“For when you wake up.”

That was when I realized he watched over me, too.

Years passed. The house warmed. Evan hummed while doing chores. Once, when I sang terribly, he smiled. That smile told me everything.

People still asked.

“He still doesn’t talk?”

“Isn’t he too old?”

“Is something wrong with him?”

“He’ll speak when he’s ready,” I always said. “He just needs to stay.”

And he did.

When he was nearly fourteen, taller than me now, I filled out the adoption forms. I didn’t ask him outright.

“If you want this, just nod,” I said. “You don’t have to say anything.”

He nodded once.

The morning of the hearing, his hands wouldn’t stop folding the napkin.

“You’re not being sent back,” I told him. “Nothing about today changes us.”

The courtroom was bright and cold. Judge Calder sat at the bench, papers stacked high. Clara sat beside us.

“Evan,” the judge said gently, “you don’t have to speak. You can nod or shake your head. Do you understand?”

Evan nodded.

“Do you want Maren to adopt you? Do you want her to be your legal mother?”

He froze.

The silence stretched. My chest tightened.

Then Evan shifted. Cleared his throat.

“Before I answer… I want to say something.”

The room leaned in.

“When I was seven, my mom left me at a grocery store,” he said. “She said she’d come back. She didn’t.”

His voice shook, but he kept going.

“I moved around. People said I was strange. Too old. Not worth it.”

He looked at me.

“When Maren took me in, I thought she’d give me back too. But she stayed. She made cocoa. She read to me. She never forced me to talk.”

His hands twisted in his shirt.

“I stayed quiet because I was afraid if I said the wrong thing, I’d lose her.”

I was crying openly now.

“But I want her to adopt me,” he finished. “Because she’s already been my mom.”

The judge smiled softly. “I think that answers it.”

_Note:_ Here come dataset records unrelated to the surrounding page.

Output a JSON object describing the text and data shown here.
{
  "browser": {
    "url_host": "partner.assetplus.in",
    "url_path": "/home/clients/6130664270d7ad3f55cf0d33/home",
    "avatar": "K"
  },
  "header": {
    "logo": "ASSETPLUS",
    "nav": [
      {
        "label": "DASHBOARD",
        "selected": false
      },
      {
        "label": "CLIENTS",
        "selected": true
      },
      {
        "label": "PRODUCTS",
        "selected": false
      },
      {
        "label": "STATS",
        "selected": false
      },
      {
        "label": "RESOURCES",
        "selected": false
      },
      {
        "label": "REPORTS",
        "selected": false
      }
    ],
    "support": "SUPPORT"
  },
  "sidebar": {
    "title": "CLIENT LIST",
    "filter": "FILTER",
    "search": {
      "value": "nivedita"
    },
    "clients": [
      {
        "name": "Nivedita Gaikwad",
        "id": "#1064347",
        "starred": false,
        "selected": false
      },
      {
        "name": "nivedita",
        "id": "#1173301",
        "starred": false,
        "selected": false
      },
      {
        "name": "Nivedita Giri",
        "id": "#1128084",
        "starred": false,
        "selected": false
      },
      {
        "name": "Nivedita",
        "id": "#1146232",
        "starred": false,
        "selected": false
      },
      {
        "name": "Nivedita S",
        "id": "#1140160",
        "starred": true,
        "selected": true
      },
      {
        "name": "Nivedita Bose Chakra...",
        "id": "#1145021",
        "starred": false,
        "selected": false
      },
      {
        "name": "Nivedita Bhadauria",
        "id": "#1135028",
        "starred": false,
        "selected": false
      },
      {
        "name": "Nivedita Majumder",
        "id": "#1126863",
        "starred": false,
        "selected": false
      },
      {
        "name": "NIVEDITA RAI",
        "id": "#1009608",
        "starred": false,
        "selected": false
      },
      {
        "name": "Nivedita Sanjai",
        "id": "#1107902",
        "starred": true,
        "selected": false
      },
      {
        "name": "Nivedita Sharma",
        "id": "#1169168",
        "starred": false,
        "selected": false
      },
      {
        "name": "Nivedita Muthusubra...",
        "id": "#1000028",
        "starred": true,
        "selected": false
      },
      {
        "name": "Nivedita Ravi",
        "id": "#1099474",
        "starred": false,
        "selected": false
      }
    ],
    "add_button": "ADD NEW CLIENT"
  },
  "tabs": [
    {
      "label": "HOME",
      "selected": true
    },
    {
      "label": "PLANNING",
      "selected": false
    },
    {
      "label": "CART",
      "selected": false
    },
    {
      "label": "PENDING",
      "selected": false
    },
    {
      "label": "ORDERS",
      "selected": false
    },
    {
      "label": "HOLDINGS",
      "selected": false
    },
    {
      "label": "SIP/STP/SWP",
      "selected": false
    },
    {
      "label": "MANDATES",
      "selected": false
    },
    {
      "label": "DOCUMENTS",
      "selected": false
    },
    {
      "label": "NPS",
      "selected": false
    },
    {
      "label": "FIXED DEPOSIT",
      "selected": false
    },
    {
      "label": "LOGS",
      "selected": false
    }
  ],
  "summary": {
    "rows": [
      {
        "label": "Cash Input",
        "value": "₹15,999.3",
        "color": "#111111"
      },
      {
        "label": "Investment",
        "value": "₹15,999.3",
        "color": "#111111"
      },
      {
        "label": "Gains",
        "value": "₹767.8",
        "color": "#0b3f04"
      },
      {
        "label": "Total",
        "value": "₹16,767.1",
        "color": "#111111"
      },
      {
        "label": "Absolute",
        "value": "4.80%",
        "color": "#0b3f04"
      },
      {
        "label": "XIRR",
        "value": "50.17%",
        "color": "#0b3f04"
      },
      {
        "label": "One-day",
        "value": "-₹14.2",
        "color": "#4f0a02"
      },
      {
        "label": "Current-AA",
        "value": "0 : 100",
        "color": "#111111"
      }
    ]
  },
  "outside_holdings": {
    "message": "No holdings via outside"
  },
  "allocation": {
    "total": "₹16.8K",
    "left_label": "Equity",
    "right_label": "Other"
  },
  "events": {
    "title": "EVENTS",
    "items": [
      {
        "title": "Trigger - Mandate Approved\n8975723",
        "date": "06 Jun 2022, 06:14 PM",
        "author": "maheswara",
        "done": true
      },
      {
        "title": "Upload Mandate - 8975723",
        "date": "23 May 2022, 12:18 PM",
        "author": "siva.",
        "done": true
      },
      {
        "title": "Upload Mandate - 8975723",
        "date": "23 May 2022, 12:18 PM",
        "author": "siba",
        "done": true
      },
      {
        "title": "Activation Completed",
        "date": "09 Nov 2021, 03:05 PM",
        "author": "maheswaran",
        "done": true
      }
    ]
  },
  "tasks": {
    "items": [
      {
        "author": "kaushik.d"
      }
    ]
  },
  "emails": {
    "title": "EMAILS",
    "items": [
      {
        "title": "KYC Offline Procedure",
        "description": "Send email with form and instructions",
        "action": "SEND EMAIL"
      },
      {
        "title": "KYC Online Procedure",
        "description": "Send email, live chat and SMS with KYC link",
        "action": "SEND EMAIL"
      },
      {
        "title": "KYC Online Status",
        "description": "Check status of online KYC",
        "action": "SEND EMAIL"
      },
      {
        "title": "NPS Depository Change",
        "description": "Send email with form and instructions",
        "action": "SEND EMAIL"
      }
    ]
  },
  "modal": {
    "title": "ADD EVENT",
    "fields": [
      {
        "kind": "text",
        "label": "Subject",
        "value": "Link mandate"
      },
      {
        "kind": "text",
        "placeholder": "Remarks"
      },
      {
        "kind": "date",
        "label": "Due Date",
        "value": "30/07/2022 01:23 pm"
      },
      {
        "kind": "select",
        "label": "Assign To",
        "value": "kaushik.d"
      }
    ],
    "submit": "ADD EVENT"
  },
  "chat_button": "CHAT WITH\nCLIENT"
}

Outside, my hands shook as I reached for my car. Evan handed me a tissue.

“Thank you,” I whispered.

“You’re welcome, Mom,” he said.

That night, at bedtime, I reached for the old book.

“Can I read it tonight?” he asked.

I handed it over, my heart full.

I didn’t need him to say he loved me. I already knew. I had built a home someone chose to stay in.